While the spotlight was on the Commons gay marriage vote, on Tuesday, their lordships bowled a very nasty googly at the government - by amending the Defamation Bill to include a "Leveson-lite" system for press regulation.
Lords amendments proposed by Labour peer David Puttnam, with cross-party backing from such luminaries as the former Speaker Lady Boothroyd, and the Conservative former Lord Chancellor Lord Mackay, have written into the bill a "recognition commission," which would ensure any new press arbitration body was properly independent and had the right powers to deal with press malpractice.
Why is this a problem? Lord Leveson wanted "statutory underpinning" for any new system of press regulation which arose from the ashes of the phone-hacking scandal. The industry hates the idea, as do most Conservatives. Labour and the Lib Dems, on the other hand, are very much in favour.
All party talks have been convened to try and come up with a solution they can all sign up to, with Conservative policy guru Oliver Letwin touting the idea of using a Royal Charter rather than legislation to guarantee the quality of any new press regulator.

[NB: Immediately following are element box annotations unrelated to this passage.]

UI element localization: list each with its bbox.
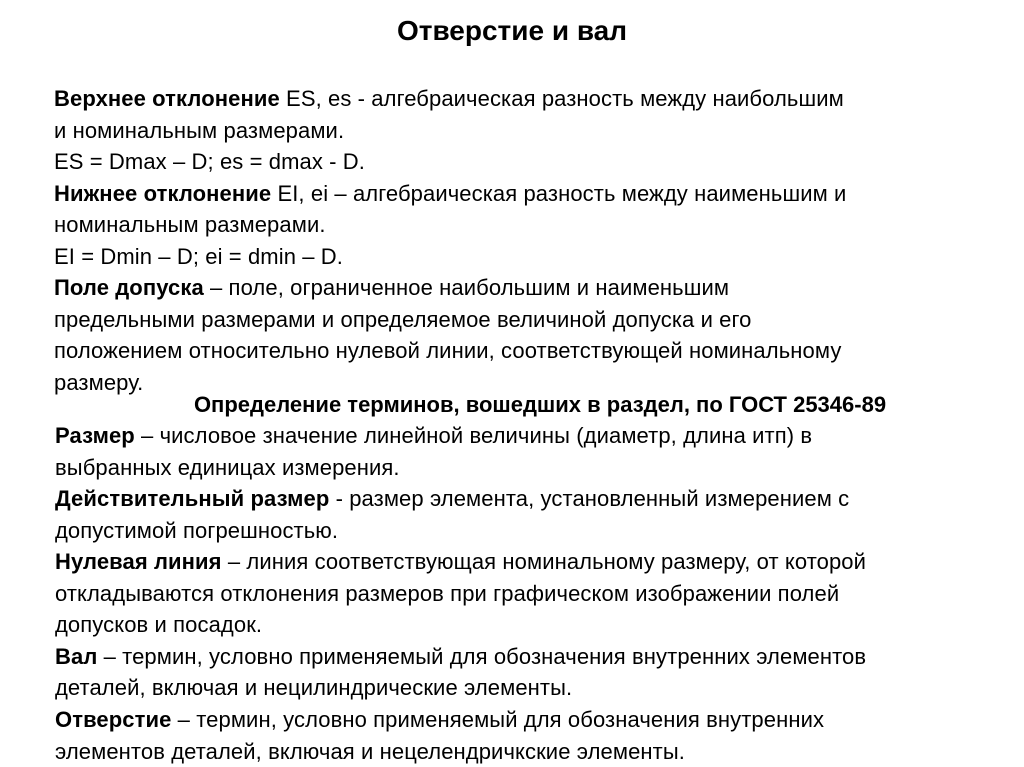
actual-size-paragraph: [55, 483, 1005, 546]
upper-deviation-paragraph: [54, 83, 984, 146]
tolerance-field-text-1: – поле, ограниченное наибольшим и наименьшим: [203, 275, 730, 300]
tolerance-field-text-2: предельными размерами и определяемое величиной допуска и его: [54, 306, 752, 332]
definitions-gost-block: [55, 420, 1005, 704]
zero-line-term: Нулевая линия: [55, 549, 222, 574]
size-text-2: выбранных единицах измерения.: [55, 454, 400, 480]
section-heading: Определение терминов, вошедших в раздел, по ГОСТ 25346-89: [193, 392, 887, 417]
hole-text-2: элементов деталей, включая и нецелендричкские элементы.: [55, 738, 685, 764]
zero-line-text-1: – линия соответствующая номинальному размеру, от которой: [221, 549, 867, 574]
tolerance-field-paragraph: [54, 272, 984, 398]
tolerance-field-text-3: положением относительно нулевой линии, соответствующей номинальному: [54, 338, 842, 363]
lower-deviation-text-1: EI, ei – алгебраическая разность между наименьшим и: [271, 180, 847, 206]
hole-term: Отверстие: [55, 707, 172, 732]
actual-size-text-2: допустимой погрешностью.: [55, 517, 339, 543]
lower-deviation-term: Нижнее отклонение: [54, 180, 272, 206]
size-term: Размер: [55, 423, 135, 448]
lower-deviation-paragraph: [54, 178, 984, 241]
hole-text-1: – термин, условно применяемый для обозначения внутренних: [171, 707, 825, 732]
shaft-text-2: деталей, включая и нецилиндрические элементы.: [55, 675, 573, 700]
tolerance-field-term: Поле допуска: [54, 275, 204, 300]
upper-deviation-text-1: ES, es - алгебраическая разность между наибольшим: [279, 86, 844, 111]
zero-line-text-3: допусков и посадок.: [55, 612, 263, 637]
page-title: Отверстие и вал: [396, 15, 628, 46]
upper-deviation-term: Верхнее отклонение: [54, 86, 280, 111]
hole-paragraph: [55, 704, 1005, 767]
definitions-hole-block: [55, 704, 1005, 767]
shaft-term: Вал: [55, 643, 98, 669]
size-paragraph: [55, 420, 1005, 483]
lower-deviation-text-2: номинальным размерами.: [54, 212, 326, 237]
lower-deviation-formula: EI = Dmin – D; ei = dmin – D.: [54, 243, 344, 269]
actual-size-term: Действительный размер: [55, 486, 330, 511]
actual-size-text-1: - размер элемента, установленный измерением с: [329, 486, 850, 511]
shaft-text-1: – термин, условно применяемый для обозначения внутренних элементов: [97, 643, 867, 669]
zero-line-paragraph: [55, 546, 1005, 641]
size-text-1: – числовое значение линейной величины (диаметр, длина итп) в: [134, 423, 813, 448]
upper-deviation-formula: ES = Dmax – D; es = dmax - D.: [54, 149, 365, 174]
definitions-upper-block: [54, 83, 984, 398]
zero-line-text-2: откладываются отклонения размеров при графическом изображении полей: [55, 580, 840, 606]
shaft-paragraph: [55, 641, 1005, 704]
tolerance-field-text-4: размеру.: [54, 369, 144, 395]
upper-deviation-text-2: и номинальным размерами.: [54, 117, 345, 143]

And this has all been dragging on for quite a while.
Insiders in those talks murmur about them becoming a "university seminar", with the industry trying to wring concessions from Mr Letwin as a delaying tactic until the phone hacking hue and cry has died down. But the Lords amendment, passed with a massive 131-vote majority, short circuits those delicate discussions.
The problem with enacting Leveson was always how to bring in a bill, if Conservative minsters didn't want to (I posted on one possible method a while ago) - and amending an existing bill is an elegant solution. And it demonstrates how impatient pro-Leveson peers are becoming.
In fact, what Lord Puttnam has proposed is not the full Levesonian Monty. It's more akin to the Irish system, but it would probably satisfy the pro-regulation factions in Parliament. And the dilemma for the government is what to do about it. Could the changes be reversed at third reading in the Lords, on 25 February? Probably not. If anything, the Lords vote probably understates the support for some kind of regulation, because Lib Dem ministers and many of their peers kept Coalition discipline and voted against…in other circumstances they might vote for a proposal for regulation.
So if the amendment stays, can it be reversed in the Commons? There's probably a pro-regulation majority there, too. To be sure, the vibe on the Conservative benches might be for party unity after the bruising split on gay marriage, but that may well have dissipated by March, when the bill would probably come back before MPs. So it is quite possible to imagine a rainbow coalition across the parties voting down any attempt to kill the Puttnam amendment. (Remember the Coalition agreement between the Conservatives and the Lib Dems doesn't cover this issue, so a break in collective responsibility would be possible - although every breach of this kind adds to Coalition tensions).
What can the government do? The Letwin proposals for a Royal Charter-based regulation system will be rushed out next week, and if everybody's happy with the package he proposes, the whole problem will dissipate. But if not? The nuclear option would be for the government to drop the whole Defamation Bill, but that would mean abandoning its provisions to give publication more protection from libel actions - something the industry is very keen to see.
So it would have to pay a considerable price to kill Puttnam-style regulation. Otherwise they have to hope that a compromise can be sold to MPs and to the industry. Perhaps the Lords amendments can be amended, and maybe the Crime and Courts Bill might be amended to provide for aggravated damages to be levied on press offenders who don't sign up to the new regulatory regime. (The deadline for any such amendment would also be 25 February.)
Maybe the government can block Lord Puttnam and not provide a compromise, but the lesson from this episode is that the Parliamentary supporters of press regulation are not going to get bored and drift away. On this issue the government (or, more accurately, the Conservatives) do not have a majority in either House - and quite a few bills could be targeted for Puttnam-style amendments, if this particular gambit fails.